どの道高校卒業するまで車は買えないし乗れないが。
「扇風機で我慢するか。夜は涼しくなんだろ」
「いいこと考えた!冷蔵庫ずっと開けてたら冷房代わりになるんじゃない?」
「中身腐んだろーが。それに電気代考えろ」
絶対やるなよ、と釘を刺してからさっさと出かける用意をする。
帰りにアイス買ってきてという呑気な声を無視して、電気屋へ行くため家を出た。
ジリジリと痛いほどの日差しを感じながら、熱い息を吐き出して太陽を見上げる。
もう8月に入ってしまった。
真島とは終業式以来、一度だけしか会ってない。
電話は毎日してる。
ただ俺のバイトと就職活動、アイツの夏期講習、おまけに塾に通い始めたせいでマジで時間が合わなくなってしまった。
その上7月下旬から真島は、塾主催のニ週間の勉強合宿だかに参加してしまって今はどこか遠い地で頑張っている。
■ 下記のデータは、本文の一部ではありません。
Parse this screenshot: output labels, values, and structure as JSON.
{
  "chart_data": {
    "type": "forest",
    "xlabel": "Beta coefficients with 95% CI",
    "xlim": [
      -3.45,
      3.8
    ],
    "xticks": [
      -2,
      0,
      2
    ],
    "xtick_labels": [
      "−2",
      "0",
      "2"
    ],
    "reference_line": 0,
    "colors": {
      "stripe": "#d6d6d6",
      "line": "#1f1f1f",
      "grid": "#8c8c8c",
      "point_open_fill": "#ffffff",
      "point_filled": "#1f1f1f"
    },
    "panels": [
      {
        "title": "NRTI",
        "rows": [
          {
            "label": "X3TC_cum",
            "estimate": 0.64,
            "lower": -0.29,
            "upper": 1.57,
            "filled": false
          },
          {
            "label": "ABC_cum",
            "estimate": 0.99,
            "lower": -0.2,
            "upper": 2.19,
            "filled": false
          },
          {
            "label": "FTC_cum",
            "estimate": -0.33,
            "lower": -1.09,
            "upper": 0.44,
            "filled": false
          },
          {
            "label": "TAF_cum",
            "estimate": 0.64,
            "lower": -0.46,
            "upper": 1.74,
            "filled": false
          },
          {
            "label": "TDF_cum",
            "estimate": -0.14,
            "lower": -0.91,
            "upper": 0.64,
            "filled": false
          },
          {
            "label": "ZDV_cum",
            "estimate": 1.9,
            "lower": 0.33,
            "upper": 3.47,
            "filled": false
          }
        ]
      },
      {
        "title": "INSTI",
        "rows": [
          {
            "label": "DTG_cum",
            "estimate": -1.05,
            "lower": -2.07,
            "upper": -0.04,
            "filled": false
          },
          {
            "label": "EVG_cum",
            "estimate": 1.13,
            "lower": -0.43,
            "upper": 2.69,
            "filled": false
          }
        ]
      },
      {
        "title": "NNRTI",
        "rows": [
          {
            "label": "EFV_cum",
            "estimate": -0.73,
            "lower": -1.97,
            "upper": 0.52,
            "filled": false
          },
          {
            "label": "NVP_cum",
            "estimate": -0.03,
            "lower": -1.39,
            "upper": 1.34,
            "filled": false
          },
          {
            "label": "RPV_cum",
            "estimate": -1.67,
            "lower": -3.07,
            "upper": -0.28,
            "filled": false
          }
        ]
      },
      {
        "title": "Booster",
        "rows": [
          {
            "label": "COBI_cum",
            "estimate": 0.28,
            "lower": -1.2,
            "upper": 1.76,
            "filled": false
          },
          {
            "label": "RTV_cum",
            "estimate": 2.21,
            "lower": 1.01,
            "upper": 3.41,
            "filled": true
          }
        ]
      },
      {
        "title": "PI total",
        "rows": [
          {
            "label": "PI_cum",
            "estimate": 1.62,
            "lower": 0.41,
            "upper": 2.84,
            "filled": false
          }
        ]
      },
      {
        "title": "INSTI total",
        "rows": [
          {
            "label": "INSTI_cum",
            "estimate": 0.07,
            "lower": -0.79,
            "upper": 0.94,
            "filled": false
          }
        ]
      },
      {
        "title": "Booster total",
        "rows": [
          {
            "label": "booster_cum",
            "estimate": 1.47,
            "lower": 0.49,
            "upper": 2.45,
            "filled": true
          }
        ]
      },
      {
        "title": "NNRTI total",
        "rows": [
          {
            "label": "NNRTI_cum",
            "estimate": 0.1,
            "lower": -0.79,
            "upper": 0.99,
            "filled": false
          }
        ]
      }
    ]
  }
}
合宿直前の夜、突然訪ねてきて寂しいと大泣きした真島が、なんだかもう夢のようだ。
「あれ、高瀬じゃん」
駅前通りを歩いていたら、声を掛けられた。
見れば最近はあまり絡んでなかった友人達がいた。
高一の頃はよく夜カラオケ行ったり安いチェーン店で飯食って暇潰したりと遊んでた奴らだ。
「おー、久しぶり」
「お前暇?これから合コンやろうって話なんだけど人足りなくてちょうど困ってたんだよ」
「無理。俺これから重要任務があるから」
「なに」
「エアコン壊れたから電気屋行く途中なんだよ」
「はぁ?そんなの親に任せろよ」
任せたら冷蔵庫が冷房になんだよバカ野郎。
とは言わないでおく。
「まあ暇なら良かった。最近プリンスばっかで付き合い悪いんだからたまには付き合え」
「無理だって言ってんだろ。それにそこまで真島と遊んでねーよ」
なんて言い合いしている間に、相手の女の子たちが来てしまった。
さすがにそうなったらいきなり帰るとか、初っ端から盛り下げるような台詞はタブーだ。
こうなったらもう仕方ない、どうせ暇だし少し付き合ってやるかと俺は髪を掻いた。